Justice Chelameswar, retired Supreme Court judge, spoke on the topic “The Price of Independence” at the Conclave organized by Manorama News TV at Cochin on July 12. Describing the dynamics between power and independence, he said that the objective of the Constitution was to put a system of checks and balances to prevent abuse of power. He said that it was within human nature to abuse power. It was the nature of power to seek absolute control. However, a democratic society is based on rule of law and not rule of men. Therefore, the necessity of constitution emerges.
“If men were to be angels there would not have been any need for government. If angels were to govern men, there would not have been any need for law”, quoted Justice Chelameswa, highlighting the point that human frailties have to be taken into account for understanding the working of a constitutional government.
He said that although the constitution had several in-built safeguards to ensure independent working of different organs of State, the actualization of independence depends on the persons occupying the high offices. Speaking in the context of judiciary, a judge loses his independence mainly under two circumstances- one, when he has something to hide; two, when his ambitions preclude him from acting against the government. “Only a judge confident about his capacity can be truly independent”, he remarked.
When asked about the circumstances under which he happened to write a letter to the Chief Justice of India complaining of executive bypassing the Supreme Court collegium in the matter of elevation of a judge of Karnataka High Court, Justice Chelameswar remarked that governments with absolute majority have always tried to control judiciary. In such situations, the character strength of the person holding the office comes to play, lest independence will be compromised.

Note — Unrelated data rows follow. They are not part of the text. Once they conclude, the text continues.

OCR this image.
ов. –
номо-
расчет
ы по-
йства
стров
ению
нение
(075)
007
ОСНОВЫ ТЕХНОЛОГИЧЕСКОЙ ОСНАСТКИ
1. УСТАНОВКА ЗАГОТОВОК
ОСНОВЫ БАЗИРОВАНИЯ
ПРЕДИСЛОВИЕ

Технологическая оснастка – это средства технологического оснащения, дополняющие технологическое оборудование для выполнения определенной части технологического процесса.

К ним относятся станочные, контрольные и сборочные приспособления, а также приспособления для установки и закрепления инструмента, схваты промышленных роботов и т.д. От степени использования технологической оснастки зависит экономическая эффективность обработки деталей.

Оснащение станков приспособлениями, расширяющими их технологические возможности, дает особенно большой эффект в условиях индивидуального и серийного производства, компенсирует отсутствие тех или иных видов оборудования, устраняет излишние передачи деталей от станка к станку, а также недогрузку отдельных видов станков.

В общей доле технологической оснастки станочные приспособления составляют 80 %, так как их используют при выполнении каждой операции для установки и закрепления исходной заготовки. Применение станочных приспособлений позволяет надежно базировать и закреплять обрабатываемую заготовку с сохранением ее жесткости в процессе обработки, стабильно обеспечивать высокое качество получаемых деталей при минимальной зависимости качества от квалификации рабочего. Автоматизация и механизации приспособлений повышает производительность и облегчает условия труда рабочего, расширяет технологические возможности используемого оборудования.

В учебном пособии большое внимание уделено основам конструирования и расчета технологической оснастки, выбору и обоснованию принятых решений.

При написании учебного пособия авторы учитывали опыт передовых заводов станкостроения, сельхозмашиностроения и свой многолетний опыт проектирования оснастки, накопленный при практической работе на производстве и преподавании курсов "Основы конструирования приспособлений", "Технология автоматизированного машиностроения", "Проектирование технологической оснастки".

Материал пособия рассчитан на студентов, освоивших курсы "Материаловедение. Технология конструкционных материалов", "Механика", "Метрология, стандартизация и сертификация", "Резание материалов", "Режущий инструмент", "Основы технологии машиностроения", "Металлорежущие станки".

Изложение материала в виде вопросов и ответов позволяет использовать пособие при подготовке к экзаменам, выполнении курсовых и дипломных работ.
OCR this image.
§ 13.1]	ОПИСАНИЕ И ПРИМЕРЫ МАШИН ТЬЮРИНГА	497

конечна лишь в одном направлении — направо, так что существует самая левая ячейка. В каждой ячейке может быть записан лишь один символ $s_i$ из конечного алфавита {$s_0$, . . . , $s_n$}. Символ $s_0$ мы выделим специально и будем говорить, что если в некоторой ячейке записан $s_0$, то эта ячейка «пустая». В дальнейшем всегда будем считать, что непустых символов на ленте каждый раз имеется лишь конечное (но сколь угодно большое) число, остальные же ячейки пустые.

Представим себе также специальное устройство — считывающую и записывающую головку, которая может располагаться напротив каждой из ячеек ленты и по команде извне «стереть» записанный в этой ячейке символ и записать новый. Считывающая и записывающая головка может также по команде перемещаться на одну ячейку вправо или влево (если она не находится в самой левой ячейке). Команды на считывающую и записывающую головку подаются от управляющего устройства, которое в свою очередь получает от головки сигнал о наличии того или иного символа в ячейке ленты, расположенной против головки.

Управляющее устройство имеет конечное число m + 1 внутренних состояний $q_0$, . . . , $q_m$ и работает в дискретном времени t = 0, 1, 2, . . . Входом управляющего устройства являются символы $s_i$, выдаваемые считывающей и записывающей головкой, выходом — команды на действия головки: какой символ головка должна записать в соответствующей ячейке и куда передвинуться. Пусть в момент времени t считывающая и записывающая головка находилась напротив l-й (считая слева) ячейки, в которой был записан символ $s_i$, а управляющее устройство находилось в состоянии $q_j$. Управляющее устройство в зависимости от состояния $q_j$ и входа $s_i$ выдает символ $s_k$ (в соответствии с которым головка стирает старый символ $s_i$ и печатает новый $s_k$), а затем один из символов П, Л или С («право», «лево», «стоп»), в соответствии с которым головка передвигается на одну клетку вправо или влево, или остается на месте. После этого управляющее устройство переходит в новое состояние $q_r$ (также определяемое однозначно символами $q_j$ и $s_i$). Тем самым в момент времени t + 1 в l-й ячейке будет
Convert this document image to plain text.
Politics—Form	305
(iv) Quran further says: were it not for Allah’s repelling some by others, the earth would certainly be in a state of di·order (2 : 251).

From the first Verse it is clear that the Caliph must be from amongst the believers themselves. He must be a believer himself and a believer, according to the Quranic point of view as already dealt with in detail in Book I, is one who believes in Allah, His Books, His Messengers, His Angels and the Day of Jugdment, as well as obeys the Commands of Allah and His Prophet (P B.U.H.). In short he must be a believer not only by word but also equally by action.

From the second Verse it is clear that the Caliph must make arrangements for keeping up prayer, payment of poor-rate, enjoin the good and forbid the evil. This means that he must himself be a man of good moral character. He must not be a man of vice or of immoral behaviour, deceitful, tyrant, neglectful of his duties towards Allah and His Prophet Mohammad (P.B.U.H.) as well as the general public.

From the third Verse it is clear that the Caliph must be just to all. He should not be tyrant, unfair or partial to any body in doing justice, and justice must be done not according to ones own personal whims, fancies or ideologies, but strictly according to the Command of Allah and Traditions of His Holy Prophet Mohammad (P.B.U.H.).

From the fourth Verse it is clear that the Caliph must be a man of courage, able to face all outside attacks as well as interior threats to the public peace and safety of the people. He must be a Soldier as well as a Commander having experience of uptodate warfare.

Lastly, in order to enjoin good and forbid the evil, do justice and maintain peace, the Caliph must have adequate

Justice Chelameshwar declined to answer questions regarding the elevation of Justice K. M Jospeh to Supreme Court. He said that his views on that are already on record, and he would not want to add to them, especially when the matter is pending before the Supreme Court collegium.
He refused to be drawn into a debate whether NJAC or collegium was a better system in appointing suitable judges. He clarified that he was not opposing collegium or supporting NJAC as such. “The problem is not with the system, the problem was with the manner in which the system was operating. Whether NJAC or collegium, both systems can work well, provided they are operated with honesty”.
On asked about the need to regulate the exorbitant rates of fees charged by lawyers for appearing in Supreme Court, Justice Chelameshwar remarked that the issue was one to be raised before lawmakers. He declined to hold that high fees act as a barrier for a common man to approach Supreme Court, as such rates are usually charged for high stake matters of large businesses. In that context he added that ordinarily the High Court should be the last court of litigation for a common man, and that the Supreme Court should concern itself with larger constitutional and federal issues. However, Supreme Court is getting flooded with ordinary civil and criminal matters, as people who can afford litigation try their luck at Supreme Court treating it as just another appellate court.